Henk then made a perspex model (see photograph).
‘The perspex takes on a forced bending. In the analogy, the tensile stress occurring across the full height means that the upward curvature should be visible’, he adds. ‘No one believed that at first. If you lay a bar on the model, however, you will indeed be able to see the upward curvature in the reflection on the perspex.’ This makes the split tension (i.e. the tensile stress) visible. This model brought him considerable praise and yielded him 20% of the credits necessary to graduate.
Henk then started working for the Grabowsky & Poort engineering firm.
Many floors are designed in reinforced concrete. ‘Because it was not possible to model this properly at the time, floors were fabricated a bit too thick and with too much reinforcement.

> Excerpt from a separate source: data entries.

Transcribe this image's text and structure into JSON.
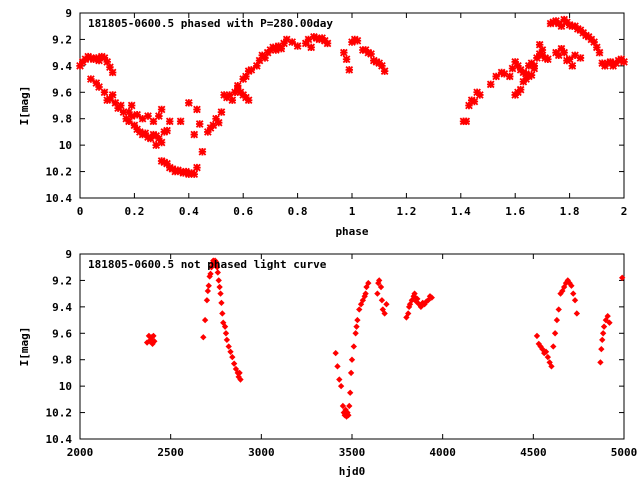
{
  "chart_data": [
    {
      "type": "scatter",
      "title": "181805-0600.5 phased with P=280.00day",
      "xlabel": "phase",
      "ylabel": "I[mag]",
      "xlim": [
        0,
        2
      ],
      "ylim": [
        10.4,
        9
      ],
      "y_inverted": true,
      "x_ticks": [
        0,
        0.2,
        0.4,
        0.6,
        0.8,
        1,
        1.2,
        1.4,
        1.6,
        1.8,
        2
      ],
      "x_tick_labels": [
        "0",
        "0.2",
        "0.4",
        "0.6",
        "0.8",
        "1",
        "1.2",
        "1.4",
        "1.6",
        "1.8",
        "2"
      ],
      "y_ticks": [
        9,
        9.2,
        9.4,
        9.6,
        9.8,
        10,
        10.2,
        10.4
      ],
      "y_tick_labels": [
        "9",
        "9.2",
        "9.4",
        "9.6",
        "9.8",
        "10",
        "10.2",
        "10.4"
      ],
      "marker": "cross",
      "color": "#ff0000",
      "points": [
        [
          0.0,
          9.4
        ],
        [
          0.01,
          9.37
        ],
        [
          0.02,
          9.35
        ],
        [
          0.03,
          9.33
        ],
        [
          0.04,
          9.34
        ],
        [
          0.05,
          9.35
        ],
        [
          0.06,
          9.34
        ],
        [
          0.07,
          9.36
        ],
        [
          0.08,
          9.33
        ],
        [
          0.09,
          9.34
        ],
        [
          0.1,
          9.37
        ],
        [
          0.11,
          9.41
        ],
        [
          0.12,
          9.45
        ],
        [
          0.04,
          9.5
        ],
        [
          0.06,
          9.53
        ],
        [
          0.07,
          9.56
        ],
        [
          0.09,
          9.6
        ],
        [
          0.1,
          9.66
        ],
        [
          0.11,
          9.65
        ],
        [
          0.12,
          9.62
        ],
        [
          0.13,
          9.68
        ],
        [
          0.14,
          9.72
        ],
        [
          0.15,
          9.7
        ],
        [
          0.16,
          9.75
        ],
        [
          0.17,
          9.8
        ],
        [
          0.18,
          9.82
        ],
        [
          0.19,
          9.78
        ],
        [
          0.2,
          9.85
        ],
        [
          0.21,
          9.88
        ],
        [
          0.22,
          9.9
        ],
        [
          0.23,
          9.92
        ],
        [
          0.24,
          9.91
        ],
        [
          0.25,
          9.94
        ],
        [
          0.26,
          9.95
        ],
        [
          0.27,
          9.92
        ],
        [
          0.28,
          9.93
        ],
        [
          0.29,
          9.95
        ],
        [
          0.3,
          9.98
        ],
        [
          0.31,
          9.9
        ],
        [
          0.32,
          9.89
        ],
        [
          0.28,
          10.0
        ],
        [
          0.3,
          10.12
        ],
        [
          0.31,
          10.13
        ],
        [
          0.32,
          10.14
        ],
        [
          0.33,
          10.17
        ],
        [
          0.34,
          10.18
        ],
        [
          0.35,
          10.2
        ],
        [
          0.36,
          10.19
        ],
        [
          0.37,
          10.2
        ],
        [
          0.38,
          10.21
        ],
        [
          0.39,
          10.2
        ],
        [
          0.4,
          10.22
        ],
        [
          0.41,
          10.21
        ],
        [
          0.42,
          10.22
        ],
        [
          0.43,
          10.17
        ],
        [
          0.18,
          9.75
        ],
        [
          0.19,
          9.7
        ],
        [
          0.21,
          9.77
        ],
        [
          0.23,
          9.8
        ],
        [
          0.25,
          9.78
        ],
        [
          0.27,
          9.82
        ],
        [
          0.29,
          9.78
        ],
        [
          0.3,
          9.73
        ],
        [
          0.33,
          9.82
        ],
        [
          0.37,
          9.82
        ],
        [
          0.4,
          9.68
        ],
        [
          0.43,
          9.73
        ],
        [
          0.42,
          9.92
        ],
        [
          0.44,
          9.84
        ],
        [
          0.45,
          10.05
        ],
        [
          0.47,
          9.9
        ],
        [
          0.48,
          9.87
        ],
        [
          0.49,
          9.85
        ],
        [
          0.5,
          9.8
        ],
        [
          0.51,
          9.83
        ],
        [
          0.52,
          9.75
        ],
        [
          0.53,
          9.62
        ],
        [
          0.54,
          9.64
        ],
        [
          0.55,
          9.62
        ],
        [
          0.56,
          9.66
        ],
        [
          0.57,
          9.6
        ],
        [
          0.58,
          9.58
        ],
        [
          0.59,
          9.6
        ],
        [
          0.6,
          9.62
        ],
        [
          0.61,
          9.64
        ],
        [
          0.62,
          9.66
        ],
        [
          0.58,
          9.55
        ],
        [
          0.6,
          9.5
        ],
        [
          0.61,
          9.48
        ],
        [
          0.62,
          9.44
        ],
        [
          0.63,
          9.43
        ],
        [
          0.65,
          9.4
        ],
        [
          0.66,
          9.36
        ],
        [
          0.67,
          9.32
        ],
        [
          0.68,
          9.34
        ],
        [
          0.69,
          9.3
        ],
        [
          0.7,
          9.28
        ],
        [
          0.71,
          9.26
        ],
        [
          0.72,
          9.28
        ],
        [
          0.73,
          9.25
        ],
        [
          0.74,
          9.27
        ],
        [
          0.75,
          9.23
        ],
        [
          0.76,
          9.2
        ],
        [
          0.78,
          9.22
        ],
        [
          0.8,
          9.25
        ],
        [
          0.83,
          9.23
        ],
        [
          0.84,
          9.2
        ],
        [
          0.85,
          9.26
        ],
        [
          0.86,
          9.18
        ],
        [
          0.87,
          9.19
        ],
        [
          0.88,
          9.2
        ],
        [
          0.89,
          9.19
        ],
        [
          0.9,
          9.21
        ],
        [
          0.91,
          9.23
        ],
        [
          0.97,
          9.3
        ],
        [
          0.98,
          9.35
        ],
        [
          0.99,
          9.43
        ],
        [
          1.0,
          9.22
        ],
        [
          1.01,
          9.2
        ],
        [
          1.02,
          9.21
        ],
        [
          1.04,
          9.28
        ],
        [
          1.05,
          9.28
        ],
        [
          1.06,
          9.3
        ],
        [
          1.07,
          9.31
        ],
        [
          1.08,
          9.36
        ],
        [
          1.09,
          9.37
        ],
        [
          1.1,
          9.38
        ],
        [
          1.11,
          9.4
        ],
        [
          1.12,
          9.44
        ],
        [
          1.41,
          9.82
        ],
        [
          1.42,
          9.82
        ],
        [
          1.43,
          9.7
        ],
        [
          1.44,
          9.66
        ],
        [
          1.45,
          9.67
        ],
        [
          1.46,
          9.6
        ],
        [
          1.47,
          9.62
        ],
        [
          1.51,
          9.54
        ],
        [
          1.53,
          9.48
        ],
        [
          1.55,
          9.45
        ],
        [
          1.56,
          9.46
        ],
        [
          1.58,
          9.48
        ],
        [
          1.59,
          9.42
        ],
        [
          1.6,
          9.37
        ],
        [
          1.61,
          9.4
        ],
        [
          1.62,
          9.43
        ],
        [
          1.63,
          9.45
        ],
        [
          1.64,
          9.46
        ],
        [
          1.65,
          9.4
        ],
        [
          1.66,
          9.38
        ],
        [
          1.67,
          9.4
        ],
        [
          1.68,
          9.34
        ],
        [
          1.69,
          9.31
        ],
        [
          1.7,
          9.32
        ],
        [
          1.71,
          9.34
        ],
        [
          1.72,
          9.35
        ],
        [
          1.6,
          9.62
        ],
        [
          1.61,
          9.6
        ],
        [
          1.62,
          9.58
        ],
        [
          1.63,
          9.52
        ],
        [
          1.64,
          9.5
        ],
        [
          1.65,
          9.48
        ],
        [
          1.66,
          9.47
        ],
        [
          1.67,
          9.42
        ],
        [
          1.69,
          9.24
        ],
        [
          1.7,
          9.28
        ],
        [
          1.73,
          9.08
        ],
        [
          1.74,
          9.07
        ],
        [
          1.75,
          9.06
        ],
        [
          1.76,
          9.08
        ],
        [
          1.77,
          9.1
        ],
        [
          1.78,
          9.05
        ],
        [
          1.79,
          9.07
        ],
        [
          1.8,
          9.09
        ],
        [
          1.81,
          9.1
        ],
        [
          1.82,
          9.1
        ],
        [
          1.83,
          9.12
        ],
        [
          1.84,
          9.13
        ],
        [
          1.85,
          9.15
        ],
        [
          1.86,
          9.17
        ],
        [
          1.87,
          9.18
        ],
        [
          1.88,
          9.2
        ],
        [
          1.89,
          9.22
        ],
        [
          1.9,
          9.26
        ],
        [
          1.75,
          9.3
        ],
        [
          1.76,
          9.32
        ],
        [
          1.77,
          9.27
        ],
        [
          1.78,
          9.3
        ],
        [
          1.79,
          9.36
        ],
        [
          1.8,
          9.35
        ],
        [
          1.81,
          9.4
        ],
        [
          1.82,
          9.32
        ],
        [
          1.84,
          9.34
        ],
        [
          1.91,
          9.3
        ],
        [
          1.92,
          9.38
        ],
        [
          1.93,
          9.4
        ],
        [
          1.94,
          9.38
        ],
        [
          1.95,
          9.37
        ],
        [
          1.96,
          9.4
        ],
        [
          1.97,
          9.38
        ],
        [
          1.98,
          9.36
        ],
        [
          1.99,
          9.35
        ],
        [
          2.0,
          9.37
        ]
      ]
    },
    {
      "type": "scatter",
      "title": "181805-0600.5 not phased light curve",
      "xlabel": "hjd0",
      "ylabel": "I[mag]",
      "xlim": [
        2000,
        5000
      ],
      "ylim": [
        10.4,
        9
      ],
      "y_inverted": true,
      "x_ticks": [
        2000,
        2500,
        3000,
        3500,
        4000,
        4500,
        5000
      ],
      "x_tick_labels": [
        "2000",
        "2500",
        "3000",
        "3500",
        "4000",
        "4500",
        "5000"
      ],
      "y_ticks": [
        9,
        9.2,
        9.4,
        9.6,
        9.8,
        10,
        10.2,
        10.4
      ],
      "y_tick_labels": [
        "9",
        "9.2",
        "9.4",
        "9.6",
        "9.8",
        "10",
        "10.2",
        "10.4"
      ],
      "marker": "diamond",
      "color": "#ff0000",
      "points": [
        [
          2370,
          9.67
        ],
        [
          2380,
          9.62
        ],
        [
          2385,
          9.66
        ],
        [
          2390,
          9.65
        ],
        [
          2395,
          9.63
        ],
        [
          2400,
          9.68
        ],
        [
          2405,
          9.62
        ],
        [
          2410,
          9.66
        ],
        [
          2680,
          9.63
        ],
        [
          2690,
          9.5
        ],
        [
          2700,
          9.35
        ],
        [
          2705,
          9.28
        ],
        [
          2710,
          9.24
        ],
        [
          2715,
          9.17
        ],
        [
          2720,
          9.15
        ],
        [
          2725,
          9.1
        ],
        [
          2730,
          9.07
        ],
        [
          2735,
          9.05
        ],
        [
          2740,
          9.06
        ],
        [
          2745,
          9.05
        ],
        [
          2748,
          9.08
        ],
        [
          2750,
          9.06
        ],
        [
          2753,
          9.09
        ],
        [
          2756,
          9.1
        ],
        [
          2760,
          9.14
        ],
        [
          2765,
          9.2
        ],
        [
          2770,
          9.25
        ],
        [
          2775,
          9.3
        ],
        [
          2780,
          9.37
        ],
        [
          2785,
          9.45
        ],
        [
          2790,
          9.52
        ],
        [
          2800,
          9.55
        ],
        [
          2805,
          9.6
        ],
        [
          2810,
          9.65
        ],
        [
          2820,
          9.7
        ],
        [
          2830,
          9.74
        ],
        [
          2840,
          9.78
        ],
        [
          2850,
          9.83
        ],
        [
          2860,
          9.87
        ],
        [
          2870,
          9.9
        ],
        [
          2875,
          9.93
        ],
        [
          2880,
          9.9
        ],
        [
          2885,
          9.95
        ],
        [
          3410,
          9.75
        ],
        [
          3420,
          9.85
        ],
        [
          3430,
          9.95
        ],
        [
          3440,
          10.0
        ],
        [
          3450,
          10.15
        ],
        [
          3455,
          10.2
        ],
        [
          3460,
          10.22
        ],
        [
          3465,
          10.18
        ],
        [
          3470,
          10.23
        ],
        [
          3475,
          10.2
        ],
        [
          3480,
          10.22
        ],
        [
          3485,
          10.15
        ],
        [
          3490,
          10.05
        ],
        [
          3495,
          9.9
        ],
        [
          3500,
          9.8
        ],
        [
          3510,
          9.7
        ],
        [
          3520,
          9.6
        ],
        [
          3525,
          9.55
        ],
        [
          3530,
          9.5
        ],
        [
          3540,
          9.42
        ],
        [
          3550,
          9.38
        ],
        [
          3560,
          9.35
        ],
        [
          3570,
          9.32
        ],
        [
          3575,
          9.3
        ],
        [
          3580,
          9.25
        ],
        [
          3590,
          9.22
        ],
        [
          3640,
          9.3
        ],
        [
          3645,
          9.22
        ],
        [
          3650,
          9.2
        ],
        [
          3660,
          9.25
        ],
        [
          3665,
          9.35
        ],
        [
          3670,
          9.42
        ],
        [
          3680,
          9.45
        ],
        [
          3690,
          9.38
        ],
        [
          3800,
          9.48
        ],
        [
          3810,
          9.45
        ],
        [
          3815,
          9.4
        ],
        [
          3820,
          9.38
        ],
        [
          3830,
          9.35
        ],
        [
          3840,
          9.32
        ],
        [
          3845,
          9.3
        ],
        [
          3850,
          9.33
        ],
        [
          3855,
          9.36
        ],
        [
          3860,
          9.34
        ],
        [
          3870,
          9.38
        ],
        [
          3880,
          9.4
        ],
        [
          3890,
          9.37
        ],
        [
          3900,
          9.38
        ],
        [
          3910,
          9.36
        ],
        [
          3920,
          9.35
        ],
        [
          3930,
          9.32
        ],
        [
          3940,
          9.33
        ],
        [
          4520,
          9.62
        ],
        [
          4530,
          9.68
        ],
        [
          4540,
          9.7
        ],
        [
          4550,
          9.72
        ],
        [
          4560,
          9.75
        ],
        [
          4570,
          9.74
        ],
        [
          4580,
          9.78
        ],
        [
          4590,
          9.82
        ],
        [
          4600,
          9.85
        ],
        [
          4610,
          9.7
        ],
        [
          4620,
          9.6
        ],
        [
          4630,
          9.5
        ],
        [
          4640,
          9.42
        ],
        [
          4650,
          9.3
        ],
        [
          4660,
          9.28
        ],
        [
          4670,
          9.25
        ],
        [
          4680,
          9.22
        ],
        [
          4690,
          9.2
        ],
        [
          4700,
          9.22
        ],
        [
          4710,
          9.24
        ],
        [
          4720,
          9.3
        ],
        [
          4730,
          9.35
        ],
        [
          4740,
          9.45
        ],
        [
          4870,
          9.82
        ],
        [
          4875,
          9.72
        ],
        [
          4880,
          9.65
        ],
        [
          4885,
          9.6
        ],
        [
          4890,
          9.55
        ],
        [
          4900,
          9.5
        ],
        [
          4910,
          9.47
        ],
        [
          4920,
          9.52
        ],
        [
          4990,
          9.18
        ]
      ]
    }
  ]
}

It was therefore an economic issue’, he explains. ‘For the purposes of calculation, floors were treated as beams, which could be calculated properly. Because floors work in two directions and involve torsion, however, they call for another type of calculation. This does complicate the mathematics somewhat.’

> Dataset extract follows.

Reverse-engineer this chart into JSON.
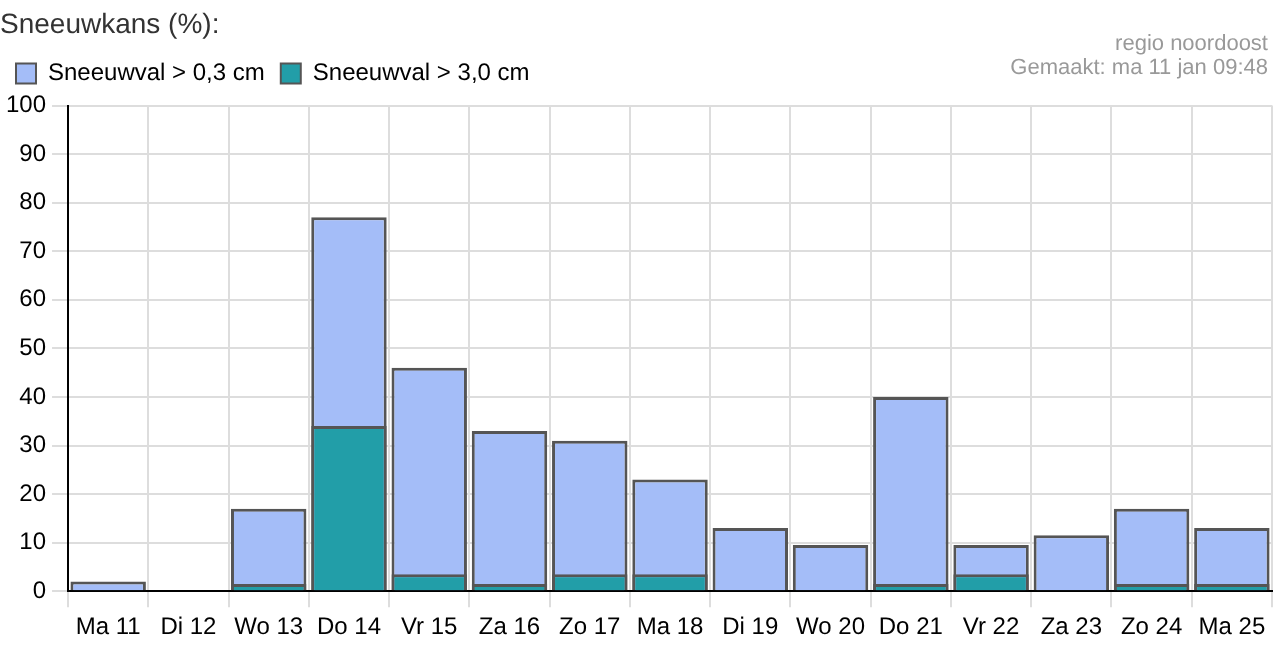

Even when still attending Professor Vreedenburgh’s lectures, Henk had the notion that differential calculation ought to offer a solution in this regard. This would require computers, however, and in 1964 those were only in the very early stages. With the help of several colleagues, Henk developed the ‘plate program’, the first computer software for calculating floors. It would remain in use for 25 years, as it was ‘custom designed’ for concrete constructors. It was also sold to Switzerland.
After twelve years of having his own engineering firm in Rotterdam, he became the Director of Construction for the Government Buildings Agency. Under his leadership, the microwave-link tower at the Waalhaven harbour was raised to a height of 175 metres, with a 30-metre steel antenna mast on top.

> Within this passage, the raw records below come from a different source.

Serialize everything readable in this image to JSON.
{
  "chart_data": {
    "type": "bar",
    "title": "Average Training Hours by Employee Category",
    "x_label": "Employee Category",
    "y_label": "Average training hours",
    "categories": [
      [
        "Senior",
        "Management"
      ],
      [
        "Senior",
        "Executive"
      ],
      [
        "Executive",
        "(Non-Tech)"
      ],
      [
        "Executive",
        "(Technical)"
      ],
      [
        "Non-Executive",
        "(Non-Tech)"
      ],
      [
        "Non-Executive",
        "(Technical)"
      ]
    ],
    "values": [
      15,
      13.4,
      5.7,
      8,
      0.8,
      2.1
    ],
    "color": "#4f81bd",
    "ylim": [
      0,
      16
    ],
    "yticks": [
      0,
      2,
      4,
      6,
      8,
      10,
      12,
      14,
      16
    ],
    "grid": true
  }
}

He then had the opportunity to conduct an interesting experiment with the microwave-link tower in Hoorn. ‘We fastened a cable on top of the concrete tower and used a lorry to pull it out of balance and make it oscillate.’ A measurement device in the tower and in the pile foundation was used to ensure that the experiment was very well documented. ‘It is interesting to see that if it is pulled to one side, flaws will eventually cause it to sway transversely as well. Students have written theses and even doctoral dissertations on these data.’
Throughout all of those years, TU Delft remained a central theme in his working life. Van Roosmalen gave lectures there, developed and taught postgraduate classes and, in the late 1990s, was a guest lecturer for three years in the faculty of Architecture and the Built Environment. ‘I taught them to improve their calculation’, he recounts. ‘One semester, my students and I designed a Zeppelin hall on Malieveld during a contest, which we also won.’ It was therefore not surprising that one of his daughters was inspired to choose TU Delft as well. In 1996, she graduated with a degree in Industrial Design.
Henk still attends his class reunions every year. ‘Last year, it was our 50th! Unfortunately, attendance keeps decreasing each year.’
‘I continue to challenge myself. For this reason, I am a member of several associations, including Sociëteit de Witte and Diligentia, the Royal Physics Society. I enjoy attending and giving lectures in these clubs, and I write reports for friends who are unable to attend. I’ve also occasionally sent a report to the professor who gave the lecture. Their reaction? “I wish my students would write reports like that.” That’s nice, isn’t it?’